- Directed by: Allan Dwan
- Written by: Joseph Jackson
- Based on: "Barber John's Boy" 1920 novel by Ben Ames Williams
- Starring: Phillips Holmes Grant Mitchell Lucille Powers Otis Harlan Dwight Frye
- Cinematography: Ira H. Morgan
- Edited by: George Marks
- Music by: Erno Rapee Louis Silvers
- Distributed by: Warner Bros. Pictures
- Release date: December 6, 1930;
- Running time: 68 minutes
- Country: United States
- Language: English

= Man to Man (1930 film) =

1930 film by Allan Dwan

Man to Man is an all-talking American pre-Code drama film produced by Warner Bros. Pictures in 1930. The film was directed by Allan Dwan and stars Phillips Holmes. The film is based on the story "Barber John's Boy" by Ben Ames Williams.

==Plot==
John Martin Bolton, a barber, is paroled after serving time for killing a man who murdered his brother. His son, Michael Bolton, ashamed of his father, works at a bank when the older Bolton is paroled. Michael wants nothing to do with John, despite John desiring to establish a relationship. Feeling that people are judging him because of his father, Michael decides to leave town with his girlfriend, Emily. However, Michael is financially unable to marry her. One of Michael's co-workers, Vint Glade, is also in love with Emily. Glade embezzles two thousand dollars from Michael's bank drawer hoping Mike will stand accused, thus ending any future with Emily. Michael assumes his father stole the money as he visited him at the bank earlier in the day. Michael falsely confesses to the embezzlement to prevent his father from returning to prison. At the same time, John confesses to stealing the money to prevent Michael from being charged. Emily suspects Glade stole the money and tricks him into confessing his crime.
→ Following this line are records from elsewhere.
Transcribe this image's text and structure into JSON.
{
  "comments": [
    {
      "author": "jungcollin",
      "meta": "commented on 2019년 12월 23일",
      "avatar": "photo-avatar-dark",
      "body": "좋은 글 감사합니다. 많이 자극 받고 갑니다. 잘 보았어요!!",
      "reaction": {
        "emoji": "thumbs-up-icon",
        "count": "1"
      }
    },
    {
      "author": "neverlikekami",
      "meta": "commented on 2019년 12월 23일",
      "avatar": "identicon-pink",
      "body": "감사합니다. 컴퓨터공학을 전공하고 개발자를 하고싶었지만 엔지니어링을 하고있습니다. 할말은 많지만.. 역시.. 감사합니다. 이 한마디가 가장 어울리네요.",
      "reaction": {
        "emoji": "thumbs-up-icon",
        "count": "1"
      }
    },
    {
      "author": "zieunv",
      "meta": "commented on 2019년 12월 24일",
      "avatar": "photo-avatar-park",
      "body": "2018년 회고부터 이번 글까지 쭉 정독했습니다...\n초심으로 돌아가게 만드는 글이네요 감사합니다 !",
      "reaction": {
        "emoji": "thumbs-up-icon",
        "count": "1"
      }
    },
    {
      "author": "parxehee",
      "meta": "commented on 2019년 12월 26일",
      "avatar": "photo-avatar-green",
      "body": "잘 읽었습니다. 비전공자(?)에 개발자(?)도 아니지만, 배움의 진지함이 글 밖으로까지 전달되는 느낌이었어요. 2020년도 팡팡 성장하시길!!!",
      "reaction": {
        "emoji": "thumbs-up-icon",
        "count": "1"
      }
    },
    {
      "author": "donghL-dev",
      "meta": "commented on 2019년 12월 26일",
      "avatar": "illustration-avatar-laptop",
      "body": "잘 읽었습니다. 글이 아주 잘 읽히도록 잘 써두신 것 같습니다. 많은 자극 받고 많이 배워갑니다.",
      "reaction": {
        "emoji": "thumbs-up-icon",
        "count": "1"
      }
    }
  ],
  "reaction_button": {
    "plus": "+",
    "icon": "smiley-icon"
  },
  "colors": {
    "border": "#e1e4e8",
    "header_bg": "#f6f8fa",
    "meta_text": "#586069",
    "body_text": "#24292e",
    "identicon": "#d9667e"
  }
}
The Boltons, father and son, are happily reunited.

==Cast==
- Phillips Holmes as Michael Bolton
- Grant Mitchell as Barber John Martin Bolton
- Lucille Powers as Emily
- Otis Harlan as Rip Henry
- Dwight Frye as Vint Glade
- Russell Simpson as Uncle Cal
- George F. Marion as Banker Jim McCord
- Robert Emmett O'Connor as the Sheriff

==Preservation==
The film survives complete and has been released by Warner Archive on DVD. A print has also been preserved at the Library of Congress since the 1970s.